Tork Motors is in the process of building its own charging infrastructure, starting with Pune, with plans to extend to other cities. “We are glad with the urgency in the government's voice to move the automobile industry to electric by 2025. Electric vehicles are the need of the hour and the sooner we get them on roads, the better it will be. With the start-ups, government bodies and consumers enthusiastically reacting to electric vehicles, it is time to get them out at the earliest,” said Shelke.

As for Okinawa Autotech Pvt Ltd, the Gurugram-based electric two-wheeler maker which came into being in 2015, its Founder and Managing Director, Jeetender Sharma, said that if the established players also work towards the new mandate, it would give support to companies like Okinawa, as it will generate more awareness in the market about electric two-wheelers.

“The industry is huge with more than 20 million units, so there is a big scope for everybody to grow (and) it’s the right time to start now,” he added. Okinawa is planning to launch a motorcycle and scooter this year, with at least two launches planned every year going forward.

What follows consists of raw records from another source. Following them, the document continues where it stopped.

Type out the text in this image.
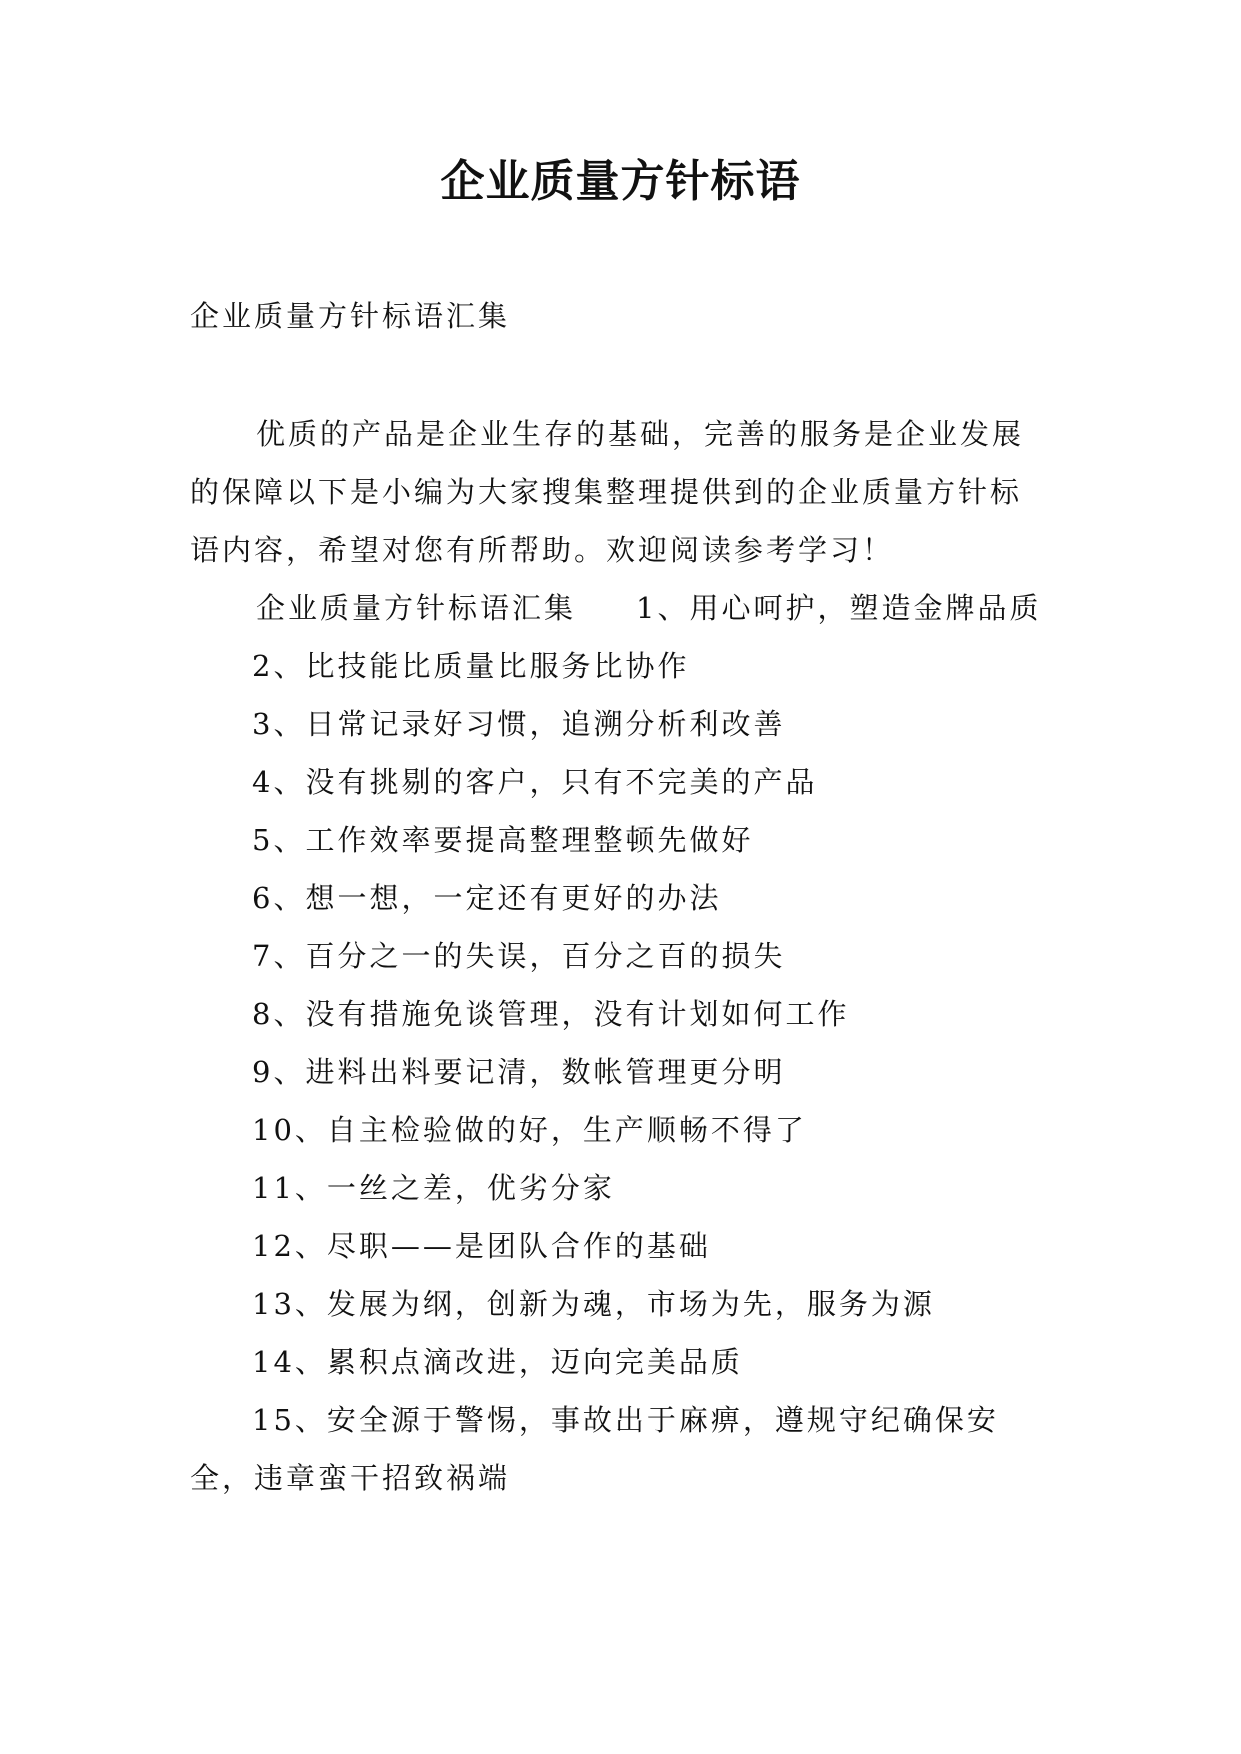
企业质量方针标语

企业质量方针标语汇集

优质的产品是企业生存的基础，完善的服务是企业发展的保障以下是小编为大家搜集整理提供到的企业质量方针标语内容，希望对您有所帮助。欢迎阅读参考学习！

企业质量方针标语汇集 1、用心呵护，塑造金牌品质

2、比技能比质量比服务比协作

3、日常记录好习惯，追溯分析利改善

4、没有挑剔的客户，只有不完美的产品

5、工作效率要提高整理整顿先做好

6、想一想，一定还有更好的办法

7、百分之一的失误，百分之百的损失

8、没有措施免谈管理，没有计划如何工作

9、进料出料要记清，数帐管理更分明

10、自主检验做的好，生产顺畅不得了

11、一丝之差，优劣分家

12、尽职——是团队合作的基础

13、发展为纲，创新为魂，市场为先，服务为源

14、累积点滴改进，迈向完美品质

15、安全源于警惕，事故出于麻痹，遵规守纪确保安全，违章蛮干招致祸端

Talking about the advantages that the start-up community has in this situation, Singh said, “I think the established players will look to acquire some of these start-ups, rather than trying to do everything in-house. If someone has already got the business model and products established, then they would like to acquire them rather than trying to build everything in-house because that’s the way to cut down the development time, to meet the deadlines. In case there is pressure on some of the existing players, then they may want to look at these start-ups from the perspective of acquiring them.”

The conversion challenge

Meanwhile, the challenges facing the industry when it comes to ensuring this conversion remain the same for both established players and start-ups alike.

This is despite the start-up community being “definitely far more agile” and quicker in terms of execution, as pointed out by Singh. But, contrary to the start-ups that are starting with a clean state and whose go-to market is different, the established players will have to rethink their entire business model, especially in terms of their large dealer networks and related factors, he added.

“Due to high prices, at present, two-wheeler EVs primarily target affluent urban youth, whereas rural and semi-urban market accounts for the bulk of two-wheeler sales. Apart from the high upfront cost, the EV charging infrastructure is a key bottleneck in India which should be addressed effectively to expect any meaningful pickup in EV penetration in India,” said ICRA’s Ray.

Deloitte’s Singh was of the opinion that given the size of the market, this conversion can be done in phases, starting with the cities, as opposed to implementing it across the country right away.

“The domestic two-wheeler industry is large with volumes of over 21 million and any technology transition roadmap needs to keep the same in mind. The automobile industry is highly capital-intensive, and the industry can invest on new technology only when there is a clear and stable road-map on policy fronts,” cautioned Ray.